Optimizing for-enumerate loop with numba - optimized version is slower

I am trying to optimize this function with numba:

@jit(nopython=False, forceobj=True)
def _packing_loop(data: List[str], indices: np.ndarray, strings: List[str], offsets: List[int], str_map: Dict[str, int], acc_len):
    for i, s in enumerate(data):
        # handle null strings.
        if not s:
            indices[i] = -1
            continue

        index = str_map.get(s)
        if index is None:
            # increment the length
            acc_len += len(s)

            # store the string and index
            index = len(strings)
            strings.append(s)
            # strings += s,
            str_map[s] = index

            # write the offset
            offsets.append(acc_len)
            # offsets += acc_len,

        indices[i] = index

The issue is that the optimized code is ~1.5 times slower (even if I pre-run the function once before benchmarking).

What is the possible reason? I would be also grateful for any suggestions on how to actually optimize this function.

P.S. I am not limited to numba, other approaches are also possible.

Solution

forceobj generate an inefficient code. To quote the documentation:

If true, forceobj forces the function to be compiled in object mode. Since object mode is slower than nopython mode, this is mostly useful for testing purposes.

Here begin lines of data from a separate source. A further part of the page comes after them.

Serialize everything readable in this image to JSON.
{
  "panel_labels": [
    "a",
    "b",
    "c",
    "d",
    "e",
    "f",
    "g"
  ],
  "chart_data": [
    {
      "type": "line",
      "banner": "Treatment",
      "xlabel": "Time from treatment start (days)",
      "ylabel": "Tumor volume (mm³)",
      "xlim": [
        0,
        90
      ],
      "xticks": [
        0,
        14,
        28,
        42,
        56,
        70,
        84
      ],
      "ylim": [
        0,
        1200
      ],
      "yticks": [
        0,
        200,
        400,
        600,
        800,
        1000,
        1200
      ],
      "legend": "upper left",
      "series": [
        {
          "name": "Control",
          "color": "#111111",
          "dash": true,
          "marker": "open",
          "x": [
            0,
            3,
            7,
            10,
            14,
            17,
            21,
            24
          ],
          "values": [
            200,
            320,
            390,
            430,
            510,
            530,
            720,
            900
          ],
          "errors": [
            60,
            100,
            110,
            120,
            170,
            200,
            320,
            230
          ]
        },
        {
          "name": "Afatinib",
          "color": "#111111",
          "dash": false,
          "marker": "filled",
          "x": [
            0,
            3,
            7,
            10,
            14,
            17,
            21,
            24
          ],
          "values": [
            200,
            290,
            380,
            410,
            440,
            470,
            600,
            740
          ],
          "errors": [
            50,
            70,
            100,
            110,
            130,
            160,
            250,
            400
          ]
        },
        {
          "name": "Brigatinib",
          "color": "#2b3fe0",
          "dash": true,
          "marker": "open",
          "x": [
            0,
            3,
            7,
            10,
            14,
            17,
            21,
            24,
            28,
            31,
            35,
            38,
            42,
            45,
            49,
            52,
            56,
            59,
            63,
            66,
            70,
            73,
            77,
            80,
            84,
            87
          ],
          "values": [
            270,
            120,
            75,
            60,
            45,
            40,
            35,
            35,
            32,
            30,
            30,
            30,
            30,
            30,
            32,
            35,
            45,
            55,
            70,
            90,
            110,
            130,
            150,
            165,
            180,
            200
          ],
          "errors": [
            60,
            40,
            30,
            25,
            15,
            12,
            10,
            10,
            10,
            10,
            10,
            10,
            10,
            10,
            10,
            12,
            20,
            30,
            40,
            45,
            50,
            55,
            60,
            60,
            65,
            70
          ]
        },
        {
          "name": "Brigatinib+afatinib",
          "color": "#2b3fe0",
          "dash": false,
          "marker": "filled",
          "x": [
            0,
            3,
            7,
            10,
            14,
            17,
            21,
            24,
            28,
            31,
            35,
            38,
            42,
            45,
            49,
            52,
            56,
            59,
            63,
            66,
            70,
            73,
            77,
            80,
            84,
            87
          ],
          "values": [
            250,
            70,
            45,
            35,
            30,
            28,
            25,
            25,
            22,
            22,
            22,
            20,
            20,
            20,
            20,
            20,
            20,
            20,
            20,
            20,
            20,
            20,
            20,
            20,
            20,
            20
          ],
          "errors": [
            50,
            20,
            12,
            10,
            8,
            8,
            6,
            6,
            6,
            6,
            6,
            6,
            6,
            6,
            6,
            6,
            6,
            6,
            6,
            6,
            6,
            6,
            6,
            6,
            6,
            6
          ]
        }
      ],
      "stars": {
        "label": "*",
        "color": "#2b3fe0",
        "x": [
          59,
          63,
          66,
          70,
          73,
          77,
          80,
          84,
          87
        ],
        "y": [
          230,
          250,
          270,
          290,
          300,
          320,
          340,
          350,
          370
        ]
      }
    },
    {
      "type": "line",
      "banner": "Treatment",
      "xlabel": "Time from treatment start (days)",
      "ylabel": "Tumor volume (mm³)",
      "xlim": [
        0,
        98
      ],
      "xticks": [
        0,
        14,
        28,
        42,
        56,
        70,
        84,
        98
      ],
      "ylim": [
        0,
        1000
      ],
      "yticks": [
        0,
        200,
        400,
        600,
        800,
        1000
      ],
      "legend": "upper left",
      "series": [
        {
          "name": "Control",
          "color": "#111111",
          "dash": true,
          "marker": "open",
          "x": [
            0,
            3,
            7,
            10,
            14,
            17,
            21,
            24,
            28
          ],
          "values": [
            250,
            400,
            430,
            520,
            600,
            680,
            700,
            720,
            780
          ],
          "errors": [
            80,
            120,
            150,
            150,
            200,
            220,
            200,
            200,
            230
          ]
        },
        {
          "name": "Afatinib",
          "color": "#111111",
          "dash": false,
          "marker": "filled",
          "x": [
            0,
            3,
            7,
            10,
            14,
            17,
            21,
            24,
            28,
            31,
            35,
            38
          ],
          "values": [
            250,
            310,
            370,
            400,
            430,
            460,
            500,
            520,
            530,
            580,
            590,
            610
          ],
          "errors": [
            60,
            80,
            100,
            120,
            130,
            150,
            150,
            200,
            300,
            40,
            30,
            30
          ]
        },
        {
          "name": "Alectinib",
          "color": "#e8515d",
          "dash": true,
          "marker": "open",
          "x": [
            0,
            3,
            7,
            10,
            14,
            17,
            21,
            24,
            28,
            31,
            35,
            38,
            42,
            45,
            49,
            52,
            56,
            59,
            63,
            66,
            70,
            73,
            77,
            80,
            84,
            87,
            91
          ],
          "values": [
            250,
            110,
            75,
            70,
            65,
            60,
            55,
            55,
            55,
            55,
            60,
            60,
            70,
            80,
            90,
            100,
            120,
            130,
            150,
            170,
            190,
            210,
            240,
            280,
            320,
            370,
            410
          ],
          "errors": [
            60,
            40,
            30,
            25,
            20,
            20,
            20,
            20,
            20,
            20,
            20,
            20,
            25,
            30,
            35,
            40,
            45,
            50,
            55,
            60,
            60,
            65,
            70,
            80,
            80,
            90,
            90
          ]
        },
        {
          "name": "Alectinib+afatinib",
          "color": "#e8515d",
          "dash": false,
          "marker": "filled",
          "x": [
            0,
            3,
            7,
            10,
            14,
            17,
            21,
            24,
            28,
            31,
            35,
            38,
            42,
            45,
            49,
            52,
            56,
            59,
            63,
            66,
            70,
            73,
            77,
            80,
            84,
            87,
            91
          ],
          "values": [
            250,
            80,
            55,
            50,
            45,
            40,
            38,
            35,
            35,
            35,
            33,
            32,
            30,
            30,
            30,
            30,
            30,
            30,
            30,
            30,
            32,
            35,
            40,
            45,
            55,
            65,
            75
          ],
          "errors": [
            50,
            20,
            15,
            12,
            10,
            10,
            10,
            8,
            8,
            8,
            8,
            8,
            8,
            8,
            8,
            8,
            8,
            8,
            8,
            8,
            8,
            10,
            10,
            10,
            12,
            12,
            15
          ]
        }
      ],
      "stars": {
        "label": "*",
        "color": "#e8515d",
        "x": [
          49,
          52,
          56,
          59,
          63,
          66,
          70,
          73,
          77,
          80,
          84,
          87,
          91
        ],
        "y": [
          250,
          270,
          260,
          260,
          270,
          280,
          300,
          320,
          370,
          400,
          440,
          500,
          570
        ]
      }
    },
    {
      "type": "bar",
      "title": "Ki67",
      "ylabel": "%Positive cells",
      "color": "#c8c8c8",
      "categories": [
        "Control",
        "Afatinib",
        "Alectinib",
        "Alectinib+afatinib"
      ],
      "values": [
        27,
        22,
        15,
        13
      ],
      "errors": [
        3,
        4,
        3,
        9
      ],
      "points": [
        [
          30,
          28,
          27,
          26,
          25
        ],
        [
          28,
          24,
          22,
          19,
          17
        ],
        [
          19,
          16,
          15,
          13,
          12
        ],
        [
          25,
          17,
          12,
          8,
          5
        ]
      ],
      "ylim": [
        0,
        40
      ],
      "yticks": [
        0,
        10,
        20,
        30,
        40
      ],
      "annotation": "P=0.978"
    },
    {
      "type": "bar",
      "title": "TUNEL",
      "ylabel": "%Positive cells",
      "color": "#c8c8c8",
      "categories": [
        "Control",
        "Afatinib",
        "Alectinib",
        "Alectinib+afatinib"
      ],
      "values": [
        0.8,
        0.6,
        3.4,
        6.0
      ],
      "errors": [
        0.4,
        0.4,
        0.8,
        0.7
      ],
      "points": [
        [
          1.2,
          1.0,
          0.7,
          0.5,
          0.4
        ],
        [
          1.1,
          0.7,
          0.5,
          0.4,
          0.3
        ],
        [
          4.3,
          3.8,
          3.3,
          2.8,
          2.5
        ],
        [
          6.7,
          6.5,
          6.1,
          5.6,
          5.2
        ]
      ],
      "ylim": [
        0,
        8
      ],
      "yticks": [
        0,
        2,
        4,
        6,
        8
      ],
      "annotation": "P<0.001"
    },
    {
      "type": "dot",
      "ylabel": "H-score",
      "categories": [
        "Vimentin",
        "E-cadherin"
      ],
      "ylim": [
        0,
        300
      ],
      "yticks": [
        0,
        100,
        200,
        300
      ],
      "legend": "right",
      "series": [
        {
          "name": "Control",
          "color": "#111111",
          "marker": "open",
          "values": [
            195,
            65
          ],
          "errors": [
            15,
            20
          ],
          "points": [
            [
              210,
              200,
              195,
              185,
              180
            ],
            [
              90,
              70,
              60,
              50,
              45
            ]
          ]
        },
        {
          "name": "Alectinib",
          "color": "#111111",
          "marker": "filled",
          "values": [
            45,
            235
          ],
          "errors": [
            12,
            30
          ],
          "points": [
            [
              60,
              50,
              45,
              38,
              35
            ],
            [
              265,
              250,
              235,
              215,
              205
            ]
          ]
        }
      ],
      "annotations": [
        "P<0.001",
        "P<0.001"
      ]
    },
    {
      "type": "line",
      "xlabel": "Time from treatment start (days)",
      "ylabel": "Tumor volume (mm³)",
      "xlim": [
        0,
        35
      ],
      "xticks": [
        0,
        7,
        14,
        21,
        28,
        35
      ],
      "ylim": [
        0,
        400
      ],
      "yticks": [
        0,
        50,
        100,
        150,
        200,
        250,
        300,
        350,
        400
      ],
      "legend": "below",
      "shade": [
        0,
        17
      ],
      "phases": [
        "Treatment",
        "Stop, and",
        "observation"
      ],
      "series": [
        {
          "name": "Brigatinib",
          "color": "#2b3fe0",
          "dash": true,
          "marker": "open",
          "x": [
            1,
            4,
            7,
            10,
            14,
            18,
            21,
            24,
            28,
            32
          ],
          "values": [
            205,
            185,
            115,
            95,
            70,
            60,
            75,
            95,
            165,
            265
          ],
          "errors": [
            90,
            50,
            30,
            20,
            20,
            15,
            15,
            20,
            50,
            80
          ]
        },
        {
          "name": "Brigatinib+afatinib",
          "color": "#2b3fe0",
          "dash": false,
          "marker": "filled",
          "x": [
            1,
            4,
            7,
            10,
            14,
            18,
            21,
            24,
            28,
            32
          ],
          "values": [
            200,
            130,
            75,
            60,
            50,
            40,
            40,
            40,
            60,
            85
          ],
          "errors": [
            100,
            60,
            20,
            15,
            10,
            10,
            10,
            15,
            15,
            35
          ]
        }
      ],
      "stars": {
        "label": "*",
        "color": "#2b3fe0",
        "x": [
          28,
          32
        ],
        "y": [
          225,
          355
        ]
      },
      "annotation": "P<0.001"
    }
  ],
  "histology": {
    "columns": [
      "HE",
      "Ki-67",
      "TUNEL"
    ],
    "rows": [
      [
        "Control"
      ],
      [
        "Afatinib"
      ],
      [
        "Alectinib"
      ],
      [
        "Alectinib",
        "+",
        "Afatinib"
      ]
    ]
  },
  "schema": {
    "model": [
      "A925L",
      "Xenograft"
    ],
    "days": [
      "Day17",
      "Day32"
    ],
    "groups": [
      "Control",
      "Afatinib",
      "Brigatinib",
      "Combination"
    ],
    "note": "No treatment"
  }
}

You should not use it in production. Besides, Numba do not supports well reflected lists. You should use typed lists for sake of performance. In fact, typing is what makes Numba fast. Without types, Numba cannot generate a compiled code and a slow interpreted version is executed. Note that strings are barely supported and clearly not efficient yet. AFAIK, Numba does not benefit from mypy type annocation like List[str]. I advise you to use Cython in this case. That being said, the speed up will be certainly small since you are dealing mostly with slow CPython dynamic objects.